1. In particle_sets we define the id and set
2. The relationship between pset_id and the material_id must be defined to link the material_id and the set of particles

vs.

1. In material_sets, we define the id and set; the material_id is already linked with the set of particles

Since the set of particles must be manually defined within entity_set.json for either of the above methods, it saves a step to immediately link the set of particles to the material_id in entity_sets.json.

If -1, the flag will initiate an if-statement at L1785 of mesh.tcc. Within this section of code will be a for-loop moving through all particles:

• The material_id will be defined from the entity_set.json instead of the scalar user input
• The function create_particles will be called at the end of each loop

What is the motivation for this? Do you plan to change the material model for certain particles at a certain time step?

In L1787 of mesh.tcc, the create_particles function is called where material_id is expected to be scalar. Since multiple material_id will be associated with the particles from a single particle.txt, I was proposing to call create_particles for each coordinate within particle.txt through a loop. This loop would be terminated once sending the final coordinates from the particle.txt to the create_particles function. This portion of mesh.tcc is not associated with timesteps. (I'm not sure I answered/fully addressed your comment with my response).

A further concern that I might have is whether this provides easy handling of a material point with two different material models, i.e. two-phase particles. It is in my TODO list of refactoring that part too.

This is a good thing to note. I'm not sure I understand the two-phase particles well enough to appreciate how this feature could be a negative impact.

[ezrayst]

Just to add, this is in response to this discourse discussion.

[kks32]

Thanks @jgiven100

While particle, nodes and cell sets are subsets of each class, material_sets is not.

Why not just define material_sets in the input file and define the relevant particle sets in the entity-sets.json file

    "material_sets": [
        {
        "mid": 0,
        "pset_id": 0
        },
        {
        "mid": 1,
        "pset_id": 1
        }
    ]

This will overwrite any materials previously set. This will be an optional argument, so it won't affect older files.

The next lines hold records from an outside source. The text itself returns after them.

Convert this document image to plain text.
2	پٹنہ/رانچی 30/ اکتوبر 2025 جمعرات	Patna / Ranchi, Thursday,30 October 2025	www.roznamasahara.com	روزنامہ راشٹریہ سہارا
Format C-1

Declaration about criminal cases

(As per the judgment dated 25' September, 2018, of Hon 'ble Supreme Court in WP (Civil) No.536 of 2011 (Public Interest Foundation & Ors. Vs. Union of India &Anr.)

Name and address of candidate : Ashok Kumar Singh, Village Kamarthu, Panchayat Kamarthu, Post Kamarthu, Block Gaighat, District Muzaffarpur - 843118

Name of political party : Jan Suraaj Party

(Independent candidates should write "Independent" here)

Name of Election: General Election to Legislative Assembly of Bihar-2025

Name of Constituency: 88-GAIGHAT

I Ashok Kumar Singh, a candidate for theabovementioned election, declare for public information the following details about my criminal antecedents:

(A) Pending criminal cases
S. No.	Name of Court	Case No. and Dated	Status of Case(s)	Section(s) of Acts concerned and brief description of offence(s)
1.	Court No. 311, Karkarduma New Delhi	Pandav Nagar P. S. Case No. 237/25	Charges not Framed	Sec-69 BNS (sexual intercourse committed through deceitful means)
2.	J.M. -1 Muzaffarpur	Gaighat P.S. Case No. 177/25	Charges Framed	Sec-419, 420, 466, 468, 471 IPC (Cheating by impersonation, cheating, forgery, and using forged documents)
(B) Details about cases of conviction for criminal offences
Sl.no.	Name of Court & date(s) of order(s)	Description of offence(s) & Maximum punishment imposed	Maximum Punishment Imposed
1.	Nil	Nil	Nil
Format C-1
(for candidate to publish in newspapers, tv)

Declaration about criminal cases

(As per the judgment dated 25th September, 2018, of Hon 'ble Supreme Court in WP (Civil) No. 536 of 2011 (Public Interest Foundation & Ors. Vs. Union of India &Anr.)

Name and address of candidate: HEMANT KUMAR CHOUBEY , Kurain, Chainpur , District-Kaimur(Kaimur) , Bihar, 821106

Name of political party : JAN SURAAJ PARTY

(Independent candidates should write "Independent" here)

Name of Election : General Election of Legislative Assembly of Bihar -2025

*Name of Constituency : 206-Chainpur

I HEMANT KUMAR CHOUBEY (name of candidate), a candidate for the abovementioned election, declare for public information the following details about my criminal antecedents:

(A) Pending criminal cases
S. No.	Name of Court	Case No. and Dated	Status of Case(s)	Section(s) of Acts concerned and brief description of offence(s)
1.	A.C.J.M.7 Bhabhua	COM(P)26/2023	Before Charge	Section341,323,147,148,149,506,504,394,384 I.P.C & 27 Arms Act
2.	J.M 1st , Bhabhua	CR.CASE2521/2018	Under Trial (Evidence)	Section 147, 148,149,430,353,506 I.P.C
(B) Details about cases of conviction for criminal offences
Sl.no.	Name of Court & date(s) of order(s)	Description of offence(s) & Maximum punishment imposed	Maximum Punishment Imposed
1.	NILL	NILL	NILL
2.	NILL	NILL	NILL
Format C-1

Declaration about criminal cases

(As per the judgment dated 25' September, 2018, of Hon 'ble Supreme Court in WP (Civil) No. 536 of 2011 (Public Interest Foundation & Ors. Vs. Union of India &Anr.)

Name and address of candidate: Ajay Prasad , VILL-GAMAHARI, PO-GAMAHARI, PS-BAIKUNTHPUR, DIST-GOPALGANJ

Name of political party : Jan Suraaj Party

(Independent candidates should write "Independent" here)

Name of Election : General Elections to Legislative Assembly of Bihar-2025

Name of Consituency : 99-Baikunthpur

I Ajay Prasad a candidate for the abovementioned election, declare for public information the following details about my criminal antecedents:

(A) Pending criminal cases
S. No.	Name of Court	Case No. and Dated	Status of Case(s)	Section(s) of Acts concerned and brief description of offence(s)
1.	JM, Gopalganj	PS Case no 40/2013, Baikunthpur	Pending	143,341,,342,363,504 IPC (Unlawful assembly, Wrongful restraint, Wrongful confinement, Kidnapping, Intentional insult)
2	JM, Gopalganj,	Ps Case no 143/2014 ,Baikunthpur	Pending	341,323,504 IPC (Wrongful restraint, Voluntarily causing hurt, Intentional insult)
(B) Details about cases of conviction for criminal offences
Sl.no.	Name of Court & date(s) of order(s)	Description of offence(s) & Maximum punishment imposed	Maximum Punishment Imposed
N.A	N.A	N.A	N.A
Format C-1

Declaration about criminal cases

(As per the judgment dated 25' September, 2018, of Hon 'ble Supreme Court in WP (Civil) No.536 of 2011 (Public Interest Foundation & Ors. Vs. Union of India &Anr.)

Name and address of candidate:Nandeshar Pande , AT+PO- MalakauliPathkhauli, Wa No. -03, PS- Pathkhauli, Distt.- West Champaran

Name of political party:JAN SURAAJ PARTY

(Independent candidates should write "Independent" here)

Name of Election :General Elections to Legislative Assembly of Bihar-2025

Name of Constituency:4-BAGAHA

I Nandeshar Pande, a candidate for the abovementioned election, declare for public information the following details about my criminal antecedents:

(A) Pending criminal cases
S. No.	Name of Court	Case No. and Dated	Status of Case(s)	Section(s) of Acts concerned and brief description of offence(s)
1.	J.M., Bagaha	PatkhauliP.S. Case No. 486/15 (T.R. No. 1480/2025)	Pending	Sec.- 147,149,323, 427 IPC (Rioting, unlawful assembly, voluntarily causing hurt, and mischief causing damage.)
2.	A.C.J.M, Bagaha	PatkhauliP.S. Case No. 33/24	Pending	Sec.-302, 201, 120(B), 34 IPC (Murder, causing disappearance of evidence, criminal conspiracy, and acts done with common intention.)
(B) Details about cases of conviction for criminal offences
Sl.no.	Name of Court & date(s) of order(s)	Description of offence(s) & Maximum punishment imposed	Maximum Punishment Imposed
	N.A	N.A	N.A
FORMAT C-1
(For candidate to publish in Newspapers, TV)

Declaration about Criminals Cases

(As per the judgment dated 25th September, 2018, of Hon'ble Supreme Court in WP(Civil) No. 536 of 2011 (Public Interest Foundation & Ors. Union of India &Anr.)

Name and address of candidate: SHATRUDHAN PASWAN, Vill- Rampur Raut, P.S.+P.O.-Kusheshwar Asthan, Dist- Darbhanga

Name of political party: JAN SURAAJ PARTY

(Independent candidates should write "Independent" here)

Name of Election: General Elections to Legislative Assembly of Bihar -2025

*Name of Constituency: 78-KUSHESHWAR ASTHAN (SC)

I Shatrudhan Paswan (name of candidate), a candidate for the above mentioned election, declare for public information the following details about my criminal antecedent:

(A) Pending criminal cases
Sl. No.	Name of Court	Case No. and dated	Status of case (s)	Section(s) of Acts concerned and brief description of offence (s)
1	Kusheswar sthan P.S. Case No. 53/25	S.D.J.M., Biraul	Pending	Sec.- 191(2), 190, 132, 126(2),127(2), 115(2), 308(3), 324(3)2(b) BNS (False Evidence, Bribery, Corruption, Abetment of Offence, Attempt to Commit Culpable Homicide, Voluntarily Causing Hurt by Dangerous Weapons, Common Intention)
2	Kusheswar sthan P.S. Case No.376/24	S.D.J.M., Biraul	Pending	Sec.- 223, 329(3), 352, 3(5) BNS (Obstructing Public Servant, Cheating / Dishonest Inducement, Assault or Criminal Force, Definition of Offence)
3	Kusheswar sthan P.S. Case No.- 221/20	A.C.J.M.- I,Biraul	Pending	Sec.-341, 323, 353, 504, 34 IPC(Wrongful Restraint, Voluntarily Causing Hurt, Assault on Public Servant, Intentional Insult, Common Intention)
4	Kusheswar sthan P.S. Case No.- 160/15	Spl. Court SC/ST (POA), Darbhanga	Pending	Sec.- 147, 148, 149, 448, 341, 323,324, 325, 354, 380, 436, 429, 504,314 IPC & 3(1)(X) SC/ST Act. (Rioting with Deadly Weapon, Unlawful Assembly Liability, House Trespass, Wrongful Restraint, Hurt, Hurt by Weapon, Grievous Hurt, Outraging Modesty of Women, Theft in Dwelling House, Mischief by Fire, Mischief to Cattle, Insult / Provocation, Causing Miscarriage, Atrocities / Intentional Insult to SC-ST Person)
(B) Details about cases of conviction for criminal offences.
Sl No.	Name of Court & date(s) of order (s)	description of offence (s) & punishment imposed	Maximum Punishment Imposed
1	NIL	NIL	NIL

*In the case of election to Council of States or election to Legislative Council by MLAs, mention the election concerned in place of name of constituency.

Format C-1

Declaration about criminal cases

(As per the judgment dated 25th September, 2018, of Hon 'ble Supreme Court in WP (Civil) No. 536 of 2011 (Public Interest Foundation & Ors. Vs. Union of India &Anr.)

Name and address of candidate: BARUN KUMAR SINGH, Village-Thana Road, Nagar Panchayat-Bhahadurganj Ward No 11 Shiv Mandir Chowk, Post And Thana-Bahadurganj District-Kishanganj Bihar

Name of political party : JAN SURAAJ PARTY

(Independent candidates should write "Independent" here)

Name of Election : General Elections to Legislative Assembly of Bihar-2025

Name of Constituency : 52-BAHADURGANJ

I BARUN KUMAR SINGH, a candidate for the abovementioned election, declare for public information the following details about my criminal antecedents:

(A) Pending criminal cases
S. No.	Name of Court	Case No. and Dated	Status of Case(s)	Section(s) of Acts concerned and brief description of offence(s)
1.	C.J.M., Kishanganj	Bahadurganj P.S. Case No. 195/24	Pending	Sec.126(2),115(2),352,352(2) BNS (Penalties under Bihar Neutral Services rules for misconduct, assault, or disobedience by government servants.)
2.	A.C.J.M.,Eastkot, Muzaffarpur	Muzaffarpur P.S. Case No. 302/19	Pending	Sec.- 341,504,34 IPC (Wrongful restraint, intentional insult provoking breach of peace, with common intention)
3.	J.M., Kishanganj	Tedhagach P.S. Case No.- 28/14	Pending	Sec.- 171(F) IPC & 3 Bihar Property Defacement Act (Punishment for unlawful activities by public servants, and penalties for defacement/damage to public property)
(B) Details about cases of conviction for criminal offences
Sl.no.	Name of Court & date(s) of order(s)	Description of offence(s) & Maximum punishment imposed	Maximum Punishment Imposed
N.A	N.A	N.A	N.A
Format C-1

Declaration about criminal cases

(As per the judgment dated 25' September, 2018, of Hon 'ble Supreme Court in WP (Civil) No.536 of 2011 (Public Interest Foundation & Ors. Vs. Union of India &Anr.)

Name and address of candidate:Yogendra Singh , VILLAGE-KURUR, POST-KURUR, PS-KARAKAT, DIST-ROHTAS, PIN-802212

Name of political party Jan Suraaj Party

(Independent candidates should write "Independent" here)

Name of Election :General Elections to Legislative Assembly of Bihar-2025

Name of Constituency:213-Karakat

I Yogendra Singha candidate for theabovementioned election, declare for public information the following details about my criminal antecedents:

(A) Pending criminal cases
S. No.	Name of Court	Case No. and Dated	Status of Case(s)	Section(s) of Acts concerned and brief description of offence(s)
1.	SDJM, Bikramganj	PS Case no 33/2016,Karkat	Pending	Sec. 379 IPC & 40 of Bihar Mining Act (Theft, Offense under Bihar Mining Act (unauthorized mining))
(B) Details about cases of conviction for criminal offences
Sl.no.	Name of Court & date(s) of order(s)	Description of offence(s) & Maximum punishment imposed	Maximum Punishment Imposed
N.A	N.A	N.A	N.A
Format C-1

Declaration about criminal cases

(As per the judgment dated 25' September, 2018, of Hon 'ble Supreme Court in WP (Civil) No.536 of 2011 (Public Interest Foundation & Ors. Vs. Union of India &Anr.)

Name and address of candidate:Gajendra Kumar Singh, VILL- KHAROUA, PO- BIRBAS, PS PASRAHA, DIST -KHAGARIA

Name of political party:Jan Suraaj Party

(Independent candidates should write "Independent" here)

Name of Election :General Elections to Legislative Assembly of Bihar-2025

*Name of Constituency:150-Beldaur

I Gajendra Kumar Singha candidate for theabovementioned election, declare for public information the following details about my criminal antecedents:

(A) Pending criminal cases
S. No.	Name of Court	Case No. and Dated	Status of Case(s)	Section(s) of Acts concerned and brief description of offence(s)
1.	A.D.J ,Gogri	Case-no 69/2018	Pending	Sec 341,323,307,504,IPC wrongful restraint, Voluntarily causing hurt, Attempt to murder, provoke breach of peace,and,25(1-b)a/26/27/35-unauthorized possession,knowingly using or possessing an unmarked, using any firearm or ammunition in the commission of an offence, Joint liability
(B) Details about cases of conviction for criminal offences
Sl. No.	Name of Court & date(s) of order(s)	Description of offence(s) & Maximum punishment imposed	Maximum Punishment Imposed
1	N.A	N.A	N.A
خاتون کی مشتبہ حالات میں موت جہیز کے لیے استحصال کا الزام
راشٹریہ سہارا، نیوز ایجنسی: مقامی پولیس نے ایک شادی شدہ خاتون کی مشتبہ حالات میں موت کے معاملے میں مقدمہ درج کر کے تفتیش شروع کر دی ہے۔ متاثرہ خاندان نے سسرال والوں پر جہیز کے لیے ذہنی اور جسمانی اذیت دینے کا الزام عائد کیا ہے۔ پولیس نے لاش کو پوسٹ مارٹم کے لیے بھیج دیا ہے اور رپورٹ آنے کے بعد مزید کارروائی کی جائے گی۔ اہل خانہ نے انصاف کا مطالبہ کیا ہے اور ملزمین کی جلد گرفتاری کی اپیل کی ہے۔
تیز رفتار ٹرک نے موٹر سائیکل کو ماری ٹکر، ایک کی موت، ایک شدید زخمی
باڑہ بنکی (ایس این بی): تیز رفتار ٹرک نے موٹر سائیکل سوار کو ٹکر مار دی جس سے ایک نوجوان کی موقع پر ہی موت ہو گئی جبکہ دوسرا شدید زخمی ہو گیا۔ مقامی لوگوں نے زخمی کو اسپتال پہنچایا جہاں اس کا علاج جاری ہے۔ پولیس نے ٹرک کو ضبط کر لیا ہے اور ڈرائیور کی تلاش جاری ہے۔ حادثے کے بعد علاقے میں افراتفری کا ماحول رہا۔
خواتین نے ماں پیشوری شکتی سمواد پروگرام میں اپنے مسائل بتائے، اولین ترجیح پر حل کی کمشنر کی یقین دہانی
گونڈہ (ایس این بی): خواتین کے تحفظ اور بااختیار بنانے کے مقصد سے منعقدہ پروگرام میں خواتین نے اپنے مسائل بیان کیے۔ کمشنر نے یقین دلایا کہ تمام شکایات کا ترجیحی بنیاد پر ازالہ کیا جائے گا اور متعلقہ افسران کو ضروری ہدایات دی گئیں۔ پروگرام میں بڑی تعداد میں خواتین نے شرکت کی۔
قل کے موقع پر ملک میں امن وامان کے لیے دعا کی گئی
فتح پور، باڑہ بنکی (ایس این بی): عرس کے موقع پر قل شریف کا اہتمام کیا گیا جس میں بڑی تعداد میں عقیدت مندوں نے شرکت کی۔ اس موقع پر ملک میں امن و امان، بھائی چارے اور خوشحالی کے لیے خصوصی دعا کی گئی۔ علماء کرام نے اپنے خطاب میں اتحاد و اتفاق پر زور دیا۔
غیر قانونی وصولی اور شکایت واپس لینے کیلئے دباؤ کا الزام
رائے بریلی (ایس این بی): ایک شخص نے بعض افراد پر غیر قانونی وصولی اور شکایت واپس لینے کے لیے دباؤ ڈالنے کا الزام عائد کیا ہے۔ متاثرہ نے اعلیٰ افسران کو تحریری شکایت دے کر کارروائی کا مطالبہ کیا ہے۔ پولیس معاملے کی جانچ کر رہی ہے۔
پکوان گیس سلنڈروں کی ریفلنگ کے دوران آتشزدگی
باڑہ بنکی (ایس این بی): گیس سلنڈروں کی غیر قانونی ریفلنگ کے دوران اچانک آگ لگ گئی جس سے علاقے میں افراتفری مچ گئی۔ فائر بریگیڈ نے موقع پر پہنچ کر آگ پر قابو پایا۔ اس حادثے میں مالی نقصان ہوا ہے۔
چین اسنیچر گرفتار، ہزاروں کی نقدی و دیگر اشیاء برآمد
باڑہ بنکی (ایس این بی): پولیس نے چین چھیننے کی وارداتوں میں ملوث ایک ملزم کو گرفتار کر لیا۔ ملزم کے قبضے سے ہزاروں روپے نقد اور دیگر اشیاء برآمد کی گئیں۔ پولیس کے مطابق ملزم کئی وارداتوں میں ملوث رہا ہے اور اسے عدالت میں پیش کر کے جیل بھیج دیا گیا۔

Yes, you have to define particle sets separately.

[ezrayst]

@kks32, I see. Thanks for the input. So we will have a two-step process then: particles will be initialized and created first through generator and then the material_id will be updated depending on the optional argument. Do I understand this correctly?

[jgiven100]

Thanks for the feedback @kks32

Why not just define material_sets in the input file and define the relevant particle sets in the entity-sets.json

This makes sense to me.

While I had been planning to redefine material_id within mesh.tcc, it seems I should update in mpm_base.tcc after particle sets are defined based on entity_sets.json

[kks32]

@jgiven100 yes, implementation in mpm_base.tcc sounds good. You wouldn't need to change anything in mesh. Would you like to create a draft PR from your repo, and we can discuss as we go along? Thanks!

[bodhinandach]

I am closing this as PR #674 has been merged.